Kesalahan KS dan KFFI bukan hanya sekedar tidak dipenuhinya jumlah minimal jumlah film yang lolos seleksi saja. Hal yang mendasar terletak pada penghakiman dan pencemaran reputasi film "Sang Pencerah" yang mengangkat kisah KH Achmad Dahlan, tokoh besar pendiri Muhammadiyah.
Sebagai film sebenarnya hal yang lumrah jika kalah dalam kompetisi. Namun, penjelasan Ketua KS, Viva Westi, dan Ketua KFFI, Niniek L. Karim, tentang film tersebut telah menyingkap keganjilan keduanya atas film tersebut.
Bacalah Pedoman FFI pasal 2 mengenai "Kategori Film Peserta". Kompetisi yang diikuti film "Sang Pencerah" jelas dalam kategori kompetisi film panjang. Kriteria dalam pasal itu disebutkan, "film cerita panjang adalah film fiksi...".
Semestinya, KS dan KFFI konsisten memperlakukan film itu sesuai kriteria sebagai film fiksi panjang. Apalagi dalam Pedoman FFI tidak ada kompetisi film sejarah. Kenapa pula KS dan KFFI mengadili film itu sebagai film sejarah. Lalu, kalau ada kesalahan interpretasi sejarah, pantaskan yang mengadili itu lembaga KFFI maupun KS?
Padahal, parameter secara universal bagi seorang sineas dianggap berhasil justru terletak pada keberaniannya menyodorkan tafsir dan atau subyektifitasnya atas sesuatu yang bernilai sejarah. Film memiliki hidup, roh, dan logikanya sendiri.

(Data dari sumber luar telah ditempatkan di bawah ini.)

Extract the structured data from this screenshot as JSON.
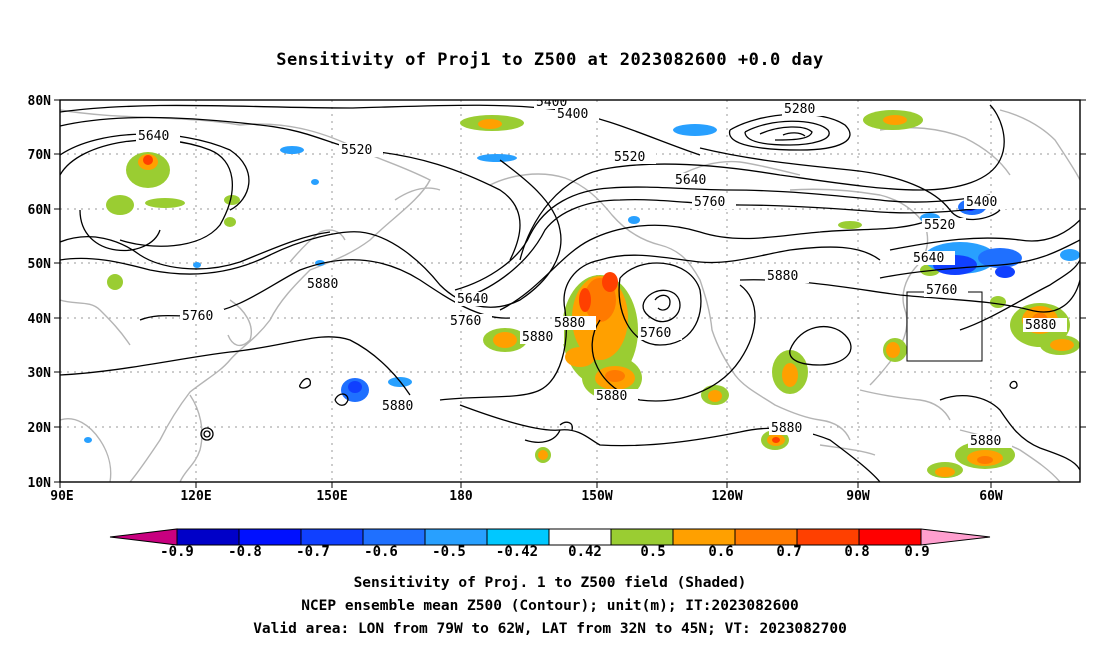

Carilah sepanjang sejarah dunia film, niscaya tidak akan pernah lahir film sejarah yang lengkap. (*)
*) Ilham Bintang (ilhambintangmail@yahoo.co.id, ilhambintang@cekricek; twitter: @ilham_bintang) adalah pengamat film, Sekretaris Dewan Kehormatan Persatuan Wartawan Indonesia (PWI) Pusat, dan Pemimpin Redaksi Tabloid Cek&Ricek (C&R).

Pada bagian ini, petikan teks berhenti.